Defensiveness: Change creates "winners" and "losers." Solo practitioners feel strongly they will be directly harmed by the change. In fact, their professional life and practice will be directly damaged. And, their personal lifestyle will be ultimately hurt. Whether this is based on merit or not doesn’t matter. Perception is reality.
Resentment: Solo practitioners don’t feel they will benefit from the change and feel their colleagues will be hurt, so they feel resentful. Resentment is expressed as anger, fault and blame directly at the organizations and people who are causing the change.
Anxiety: Dentists get anxious starting with the first rumors. When they hear of solo practitioners being endangered by the proliferation of managed group practices, they feel they will be next.

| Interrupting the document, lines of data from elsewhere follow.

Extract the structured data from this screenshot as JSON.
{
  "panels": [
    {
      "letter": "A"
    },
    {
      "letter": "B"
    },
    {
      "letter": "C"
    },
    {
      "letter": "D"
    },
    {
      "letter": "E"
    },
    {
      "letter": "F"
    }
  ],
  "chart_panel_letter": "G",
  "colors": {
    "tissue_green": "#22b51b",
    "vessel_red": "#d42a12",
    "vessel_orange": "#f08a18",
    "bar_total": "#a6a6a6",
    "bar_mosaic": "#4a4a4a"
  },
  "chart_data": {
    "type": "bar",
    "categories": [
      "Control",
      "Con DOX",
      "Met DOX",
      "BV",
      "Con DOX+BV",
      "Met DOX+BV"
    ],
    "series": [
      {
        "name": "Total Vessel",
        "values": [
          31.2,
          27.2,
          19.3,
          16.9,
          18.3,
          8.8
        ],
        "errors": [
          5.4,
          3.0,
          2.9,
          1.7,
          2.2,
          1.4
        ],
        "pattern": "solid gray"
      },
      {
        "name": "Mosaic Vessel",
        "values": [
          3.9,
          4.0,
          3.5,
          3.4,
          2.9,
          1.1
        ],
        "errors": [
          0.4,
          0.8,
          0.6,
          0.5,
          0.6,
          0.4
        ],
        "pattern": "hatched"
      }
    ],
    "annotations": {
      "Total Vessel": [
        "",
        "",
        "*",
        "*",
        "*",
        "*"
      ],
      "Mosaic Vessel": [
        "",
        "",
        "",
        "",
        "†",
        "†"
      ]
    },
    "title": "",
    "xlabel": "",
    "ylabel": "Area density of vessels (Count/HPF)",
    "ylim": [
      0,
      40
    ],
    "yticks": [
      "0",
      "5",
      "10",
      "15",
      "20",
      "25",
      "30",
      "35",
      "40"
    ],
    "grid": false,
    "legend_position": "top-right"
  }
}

Self-absorption: Being threatened causes people to focus on themselves. They begin to worry about how the changes will affect them personally. Self-absorption can undermine collegial relations when they feel their colleagues can turn into competitors by selling and joining a managed group practice.
Stress: Transition causes stress. Some of the physical and emotional symptoms of stress include headaches, indigestion, teeth grinding, back pain, mood swings, irritability, apathy, compulsive eating and hyperactivity. By anecdotal observation, these symptoms are much more prevalent in solo practitioners.
In my work with solo practitioners, I strive to make them overcome their resentment, anxiety, stress and defensiveness and enable them to make the transition in mindset, skill set, strategy and tactics to succeed in this new ecology. Because this new world, which will be dominated by managed group practices, is inevitable.